Dey never mentions that all prenatal tests do nothing to prevent the tested-for condition. The only way the number of children born with Down syndrome are reduced by prenatal testing is if mothers use that information to selectively abort their pregnancy.

Dey presumes this choice will be made by expectant mothers. Moreover, her reporting contributes to the societal expectation–the normative effect–that a woman receiving a prenatal test result for Down syndrome will abort. And, Dey’s false characterization of NIPS as definitive and equivalent to diagnostic testing contributes to the misunderstanding on the accuracy of NIPS. Coupled with her presumption that women will abort, this is a bad combination of women misunderstanding the accuracy of their NIPS results and then terminating their pregnancy because that is the expected decision.

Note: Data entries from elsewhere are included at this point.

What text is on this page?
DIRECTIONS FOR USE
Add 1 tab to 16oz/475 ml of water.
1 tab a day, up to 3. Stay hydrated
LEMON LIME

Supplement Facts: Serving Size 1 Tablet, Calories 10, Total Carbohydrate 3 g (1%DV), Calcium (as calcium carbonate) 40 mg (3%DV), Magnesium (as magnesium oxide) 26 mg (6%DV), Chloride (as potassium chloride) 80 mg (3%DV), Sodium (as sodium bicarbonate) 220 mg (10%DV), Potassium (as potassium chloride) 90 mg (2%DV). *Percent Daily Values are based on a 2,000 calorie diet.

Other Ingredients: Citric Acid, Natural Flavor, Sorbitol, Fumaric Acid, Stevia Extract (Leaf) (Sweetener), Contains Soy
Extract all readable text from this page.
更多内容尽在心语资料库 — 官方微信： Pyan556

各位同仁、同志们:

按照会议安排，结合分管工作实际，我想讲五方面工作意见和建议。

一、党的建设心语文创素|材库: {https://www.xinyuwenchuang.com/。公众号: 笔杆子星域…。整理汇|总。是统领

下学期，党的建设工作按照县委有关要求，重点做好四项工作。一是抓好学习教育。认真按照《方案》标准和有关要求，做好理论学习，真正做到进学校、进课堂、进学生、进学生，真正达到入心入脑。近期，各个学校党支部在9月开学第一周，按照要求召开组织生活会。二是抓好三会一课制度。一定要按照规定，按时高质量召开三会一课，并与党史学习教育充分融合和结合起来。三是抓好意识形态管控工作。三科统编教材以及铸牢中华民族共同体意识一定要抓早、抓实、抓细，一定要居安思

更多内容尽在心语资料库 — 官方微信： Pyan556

Dey’s spreading of misinformation is beyond unfortunate. It will lead to tragic, unethical decisions. Perhaps, Dey would have taken great care with the accuracy of her reporting if she had considered the other impact that NIPS will have.

The more common “genetic flaw” detected by prenatal testing

The headline for Dey’s piece reads:

Prenatal testing to detect genetic flaws to be launched

The most common “genetic flaw” selected against through abortion in India is not Down syndrome. Or Edwards, Patau, or any of the number of other genetic conditions commonly considered disabling.

The most common chromosomal condition that Indian mothers choose to selectively abort is the one that Dey has herself: female.

The disappearance of Indian girls has been labeled “gendercide.” And, while NIPS can test for Down syndrome, it can also return results on the baby’s sex. There are 32,000 babies born with Down syndrome in India, but there are tens of millions of pregnancies carrying a baby girl each year.

How different would Dey’s reporting have been if she had appreciated that this same technology will return results where still, because of the societal bias against daughters, NIPS will also feed the presumption that women will abort and try to have a son in a subsequent pregnancy.

Maybe if she had, then she would have taken greater care to report what is true about NIPS:

  • It remains a screening test.
  • It still has false positives and false negatives.
  • It simply provides information, and further information should be provided about the tested-for condition.
  • Each decision should be the mother’s and respected, including a decision to decline testing or continue their pregnancy after a NIPS-positive result.

Because for most of those test results, more Indian mothers won’t be deciding to terminate because the NIPS result reported their child had Down syndrome. More will be selectively terminating because the NIPS result reported their child had the same condition as Ms. Dey: XX.

Ms. Dey is on Twitter @sushmidey and the Times of India is @timesofindia. I will be sending the link to this post and asking for a correction. Feel free to send a message of your own.

Comments

  1. hahaha stop crying
    there wont be trisomy kids anymore even none in india

  2. Dr. Meenakshi Kannan says

    Nailed it! I’m a genetic consultant in India and I have been extremely upset with so much false information that gets circulated here through the media. I am very impressed by your article. Thanks a lot for your effort.
    Meenakshi.

    • Thank you. If only the reporting had gotten more accurate, but I can’t say that it has from other articles I’ve since in the Times of India. I’m glad you’re there to accurately counsel your patients.